Post-SaaS: how AI agents are transforming software
As a partner in data, AI & agentic at Converteo, Julien Ribourt helps organizations define and implement their strategy in the age of data and AI. An expert in agentic transformations and data ecosystems, he develops tailored approaches to make artificial intelligence a driver of performance and innovation.
Key takeaways
- In the agentic era, the traditional SaaS model (database, business logic, interface) is breaking down. Business logic is migrating to AI agents, commoditizing the application layer and making the structured data layer the company’s true strategic asset.
- This transformation requires a “queryable” data layer: not just a data lake, but a set of structured, governed data accessible via stable and versioned interface contracts (APIs, declared schemas) that agents can reliably exploit.
- The user interface is becoming ephemeral and generated on-demand by agents, leading to an “everything as code” paradigm. The cost is no longer in the per-user license (“seat”) but in the actual usage (“compute”), thus aligning spending with the value produced.
Is the application dead? Long live code!
Much has already been written about the massive correction in software values in early 2026 and the threat that AI agents pose to the SaaS model. This debate is widely covered. What seems less explored to me is the architectural interpretation: not “what will disappear?” but “what is emerging in its place, and how is it built?”
The decomposition of the SaaS application
A classic SaaS application is a triptych: database, business logic, user interface. In may 2025, Satya Nadella described this triptych: “SaaS applications are essentially CRUD databases with business logic. The business logic will migrate to agents.” McKinsey formalized the idea in a “post-SaaS” archetype where the agent directly queries data repositories via API, commoditizing the application layer.
But what neither of them details is what this requires from the data layer. Yet, that is where the real game is played.
Queryable data: neither a data lake nor an interface contract
When we say “agents query data via API,” it’s not about pointing an LLM at a raw data lake. An agent needs structured, semantically typed data, accessible via a stable interface contract: declared and versioned schemas (JSON Schema, Protobuf), documented APIs with an OpenAPI contract, metadata layers, and governance of freshness and permissions.
The Klarna case illustrates this logic. In september 2024, Siemiatkowski announced the shutdown of Salesforce and Workday and the consolidation of 1,200 SaaS applications. The media narrative speaks of “replacing SaaS with AI.” The reality is more instructive.
Klarna extracted customer, transaction, and product data that lived in Salesforce to consolidate it into a Neo4j graph database, made this layer queryable by its internal AI, and then generated new interfaces on demand with Cursor. The result was the elimination of hundreds of SaaS licenses and reduced dependency on proprietary interfaces that, ultimately, were just graphical overlays on data Klarna already owned.

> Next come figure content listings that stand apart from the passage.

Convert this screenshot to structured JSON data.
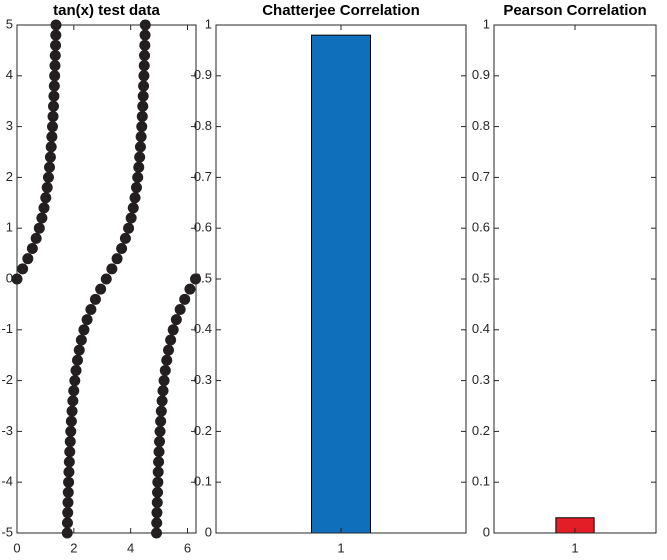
{
  "chart_data": [
    {
      "type": "scatter",
      "title": "tan(x) test data",
      "color": "#231f20",
      "x": [
        0,
        0.1974,
        0.3805,
        0.5404,
        0.6747,
        0.7854,
        0.8761,
        0.9505,
        1.0122,
        1.0637,
        1.1071,
        1.1442,
        1.176,
        1.2036,
        1.2278,
        1.249,
        1.2679,
        1.2847,
        1.2998,
        1.3135,
        1.3258,
        1.3371,
        1.3474,
        1.3569,
        1.3656,
        1.3734,
        1.7682,
        1.776,
        1.7847,
        1.7942,
        1.8045,
        1.8158,
        1.8281,
        1.8418,
        1.8569,
        1.8737,
        1.8926,
        1.9138,
        1.938,
        1.9656,
        1.9974,
        2.0345,
        2.0779,
        2.1294,
        2.1911,
        2.2655,
        2.3562,
        2.4669,
        2.6012,
        2.7611,
        2.9442,
        3.1416,
        3.339,
        3.5221,
        3.682,
        3.8163,
        3.927,
        4.0177,
        4.0921,
        4.1538,
        4.2053,
        4.2487,
        4.2858,
        4.3176,
        4.3452,
        4.3694,
        4.3906,
        4.4095,
        4.4263,
        4.4414,
        4.4551,
        4.4674,
        4.4787,
        4.489,
        4.4985,
        4.5072,
        4.515,
        4.9098,
        4.9176,
        4.9263,
        4.9358,
        4.9461,
        4.9574,
        4.9697,
        4.9834,
        4.9985,
        5.0153,
        5.0342,
        5.0554,
        5.0796,
        5.1072,
        5.139,
        5.1761,
        5.2195,
        5.271,
        5.3327,
        5.4071,
        5.4978,
        5.6085,
        5.7428,
        5.9027,
        6.0858,
        6.2832
      ],
      "values": [
        0,
        0.2,
        0.4,
        0.6,
        0.8,
        1,
        1.2,
        1.4,
        1.6,
        1.8,
        2,
        2.2,
        2.4,
        2.6,
        2.8,
        3,
        3.2,
        3.4,
        3.6,
        3.8,
        4,
        4.2,
        4.4,
        4.6,
        4.8,
        5,
        -5,
        -4.8,
        -4.6,
        -4.4,
        -4.2,
        -4,
        -3.8,
        -3.6,
        -3.4,
        -3.2,
        -3,
        -2.8,
        -2.6,
        -2.4,
        -2.2,
        -2,
        -1.8,
        -1.6,
        -1.4,
        -1.2,
        -1,
        -0.8,
        -0.6,
        -0.4,
        -0.2,
        0,
        0.2,
        0.4,
        0.6,
        0.8,
        1,
        1.2,
        1.4,
        1.6,
        1.8,
        2,
        2.2,
        2.4,
        2.6,
        2.8,
        3,
        3.2,
        3.4,
        3.6,
        3.8,
        4,
        4.2,
        4.4,
        4.6,
        4.8,
        5,
        -5,
        -4.8,
        -4.6,
        -4.4,
        -4.2,
        -4,
        -3.8,
        -3.6,
        -3.4,
        -3.2,
        -3,
        -2.8,
        -2.6,
        -2.4,
        -2.2,
        -2,
        -1.8,
        -1.6,
        -1.4,
        -1.2,
        -1,
        -0.8,
        -0.6,
        -0.4,
        -0.2,
        0
      ],
      "xlim": [
        0,
        6.3
      ],
      "xticks": [
        0,
        2,
        4,
        6
      ],
      "ylim": [
        -5,
        5
      ],
      "yticks": [
        -5,
        -4,
        -3,
        -2,
        -1,
        0,
        1,
        2,
        3,
        4,
        5
      ]
    },
    {
      "type": "bar",
      "title": "Chatterjee Correlation",
      "categories": [
        "1"
      ],
      "values": [
        0.98
      ],
      "color": "#0f6fba",
      "ylim": [
        0,
        1
      ],
      "yticks": [
        0,
        0.1,
        0.2,
        0.3,
        0.4,
        0.5,
        0.6,
        0.7,
        0.8,
        0.9,
        1
      ]
    },
    {
      "type": "bar",
      "title": "Pearson Correlation",
      "categories": [
        "1"
      ],
      "values": [
        0.03
      ],
      "color": "#e41e26",
      "ylim": [
        0,
        1
      ],
      "yticks": [
        0,
        0.1,
        0.2,
        0.3,
        0.4,
        0.5,
        0.6,
        0.7,
        0.8,
        0.9,
        1
      ]
    }
  ]
}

This logic, however, primarily targets SaaS whose value is reduced to an interface on data the company owns, not platforms with high architectural criticality (ERP, transactional systems, PLM) whose proposition is based on scalability, infrastructure reliability, and deeply integrated business logic. The challenge is not to replace everything, but to identify the tools whose actual end-user usage no longer justifies the license cost.
The important point is that this pattern does not depend on Neo4j or Cursor. It is reproducible as long as three conditions are met:
- data consolidated in a structured and governed layer (whether it’s a graph database, a data warehouse, or a set of microservices);
- a standardized access surface that agents can query (REST API, SQL, or an MCP protocol that standardizes the connection between LLMs and data sources);
- and the ability to generate interfaces on the fly rather than licensing them.
The ephemeral interface and “everything as code”
If the agent can generate the interface, then the interface no longer needs to be a permanent product. Karpathy describes having vibe-coded ephemeral applications to find a single bug. Code is suddenly free, ephemeral, and disposable after a single use. If the marginal cost of code tends to zero, the application becomes an artifact generated on the fly—a .jsx file, a Streamlit dashboard, an interactive markdown—executed and then discarded.
This movement converges with the previous one towards a principle that I propose to read as the extension of infrastructure as code to the entire application stack: a low-level, structured, governed data layer, exposed via versioned APIs; an orchestration layer of agents; and an ephemeral rendering layer, generated on demand. Everything is declarative and versionable. The cost shifts from the “seat” to the “compute,” which is more efficient and more aligned with the value produced.
What impact for you?
Consequently, the structured and governed data layer becomes the real asset. If your data is scattered across multiple SaaS with their proprietary schemas and flaky CSV exports, you are dependent on interfaces that agents will make superfluous. On the other hand, if your data is consolidated and accessible via stable contracts, you can connect any agent to it, today or tomorrow.
Of course, building this data layer remains a heavy task: agents are probabilistic, the deterministic layer remains essential, and Sinofsky is right to remind us that each tech wave has multiplied the demand for software. There will be more software than ever, but it will be more ephemeral, more modular, and anchored in more solid data foundations. Welcome to the era of “everything as code.”